Free transportation and flexibility will be implemented to the end

Compared with private clouds, public clouds pay more attention to cost, because in private clouds, users’ infrastructure costs are basically fixed. Users cannot go offline for a service and stop a server in the machine room. In contrast, the public cloud offers a pay-as-you-go model.

If most of the tasks running in a cluster are long runs and the resource requirements are fixed, ACK is not a problem. However, if there are a large number of Jobs or unexpected traffic, ACK is not flexible enough to temporarily expand VMS and enable containers on VMS.

For example, an online education company will temporarily expand tens of thousands of PODS at the peak of class from 7-9 PM every day. If ACK is used, it is necessary to evaluate the capacity of these pods in advance, and then convert it into ECS computing power, and purchase the corresponding number of computing nodes in advance to join Kubernetes. These ECS also need to be released after 9 o ‘clock, the operation is very tedious.

So, is there a solution that is compatible with Kubernetes usage mode, can start Pod in second, and charge according to Pod dimension (ACK is charged according to Node dimension)?
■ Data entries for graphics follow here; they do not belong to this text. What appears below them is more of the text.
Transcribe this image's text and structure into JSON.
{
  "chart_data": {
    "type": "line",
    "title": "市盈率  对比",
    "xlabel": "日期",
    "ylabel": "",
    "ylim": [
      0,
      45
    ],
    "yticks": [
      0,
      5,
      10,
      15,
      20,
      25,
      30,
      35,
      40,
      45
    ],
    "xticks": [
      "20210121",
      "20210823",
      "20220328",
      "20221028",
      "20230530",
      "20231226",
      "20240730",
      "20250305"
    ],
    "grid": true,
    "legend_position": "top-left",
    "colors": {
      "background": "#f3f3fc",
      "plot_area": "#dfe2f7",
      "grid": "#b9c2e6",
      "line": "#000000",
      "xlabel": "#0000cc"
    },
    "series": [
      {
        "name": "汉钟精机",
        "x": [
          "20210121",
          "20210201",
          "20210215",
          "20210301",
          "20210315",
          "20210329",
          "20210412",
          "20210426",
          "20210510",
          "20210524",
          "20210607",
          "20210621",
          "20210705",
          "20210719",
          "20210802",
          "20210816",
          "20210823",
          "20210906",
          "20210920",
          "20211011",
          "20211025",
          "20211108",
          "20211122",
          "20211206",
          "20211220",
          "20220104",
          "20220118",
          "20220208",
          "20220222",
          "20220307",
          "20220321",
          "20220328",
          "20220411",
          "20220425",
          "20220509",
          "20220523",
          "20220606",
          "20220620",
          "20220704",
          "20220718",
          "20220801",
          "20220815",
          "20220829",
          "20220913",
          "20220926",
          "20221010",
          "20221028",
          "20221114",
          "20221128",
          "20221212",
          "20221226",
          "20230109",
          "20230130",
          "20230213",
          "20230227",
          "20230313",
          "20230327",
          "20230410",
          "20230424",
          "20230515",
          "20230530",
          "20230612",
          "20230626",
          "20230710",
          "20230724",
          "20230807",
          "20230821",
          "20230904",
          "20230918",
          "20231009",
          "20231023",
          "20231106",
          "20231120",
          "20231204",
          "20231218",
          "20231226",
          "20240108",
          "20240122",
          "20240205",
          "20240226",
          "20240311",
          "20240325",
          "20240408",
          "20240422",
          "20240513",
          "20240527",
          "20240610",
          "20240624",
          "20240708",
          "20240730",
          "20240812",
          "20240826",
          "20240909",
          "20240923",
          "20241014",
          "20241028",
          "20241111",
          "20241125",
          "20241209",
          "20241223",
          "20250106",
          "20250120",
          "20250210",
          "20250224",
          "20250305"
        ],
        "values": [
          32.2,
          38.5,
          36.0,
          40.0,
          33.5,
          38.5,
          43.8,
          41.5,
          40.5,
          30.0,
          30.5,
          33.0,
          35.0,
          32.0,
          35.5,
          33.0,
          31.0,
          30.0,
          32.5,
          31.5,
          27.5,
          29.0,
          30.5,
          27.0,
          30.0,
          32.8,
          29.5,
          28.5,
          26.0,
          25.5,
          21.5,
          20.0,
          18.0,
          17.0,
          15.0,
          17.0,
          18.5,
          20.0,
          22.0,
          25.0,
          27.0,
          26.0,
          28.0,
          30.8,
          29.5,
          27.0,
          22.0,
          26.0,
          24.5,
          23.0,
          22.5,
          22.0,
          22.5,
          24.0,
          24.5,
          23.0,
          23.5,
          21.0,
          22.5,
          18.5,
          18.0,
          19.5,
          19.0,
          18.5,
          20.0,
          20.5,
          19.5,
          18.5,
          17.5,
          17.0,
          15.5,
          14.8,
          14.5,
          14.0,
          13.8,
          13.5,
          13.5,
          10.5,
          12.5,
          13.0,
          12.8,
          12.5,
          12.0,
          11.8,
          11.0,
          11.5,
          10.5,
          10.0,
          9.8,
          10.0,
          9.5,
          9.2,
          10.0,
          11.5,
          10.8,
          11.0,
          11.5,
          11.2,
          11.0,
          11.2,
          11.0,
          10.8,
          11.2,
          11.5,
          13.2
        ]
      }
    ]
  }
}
AWS was the first to come up with Fargate, which can be added to a Kubernetes cluster as a Pod without a real Node. Alibaba Cloud launched a similar product called ECI (Elastic Container Instance) in 2018. Each ECI is a Pod that is hosted on the cloud.

Kubernetes uses ECI in two ways: one is ASK (Alibaba Serverless Kubernetes), the other is ACK + Virtual Node scheme. In ASK, the compute Node becomes completely Virtaul Node. Virtaul Node is a virtual infinite-capacity compute Node responsible for ECI lifecycle management. A Virtaul Node is registered with Kubernetes. To Kubernetes, it is a normal Node. All you need to do is submit native Kubernetes Yaml to create a Pod that is fully compatible with Kubernetes.

Virtaul Node can also be used with regular ACK nodes. Users can schedule long run tasks to the ECS Node, and then take advantage of the ECI’s fast start (pulling the container within 10 seconds) to schedule burst or short-period tasks to the ECI to achieve the optimal cost.

ECI has been adopted by many Internet and artificial intelligence companies. In subsequent articles, we will step by step share some of the technical issues and challenges typical users encounter when migrating ECI.

To summarize, today we reviewed the history of containers and K8S from a technology development perspective, and we can see that common technologies are sinking to the bottom, as both K8S and ServiceMesh attempt to sink service management and traffic management, respectively, into the infrastructure. But these components have their own administrative costs, so they evolve to be hosted in the cloud. In the future, as the technology sinks, the capabilities provided by cloud computing will continue to move up, providing more comprehensive and rich capabilities that allow development to focus on the business.

Xiaoyu Chen is a technical expert at Ali Cloud. He is responsible for the underlying research and development of Ali Cloud Elastic Container (ECI). He has published Prometheus and Cloud Computing Stuff. This article is reprinted from InfoQ’s “Inside Out Alibaba Cloud Serverless Kubernetes” series by Chen Xiaoyu.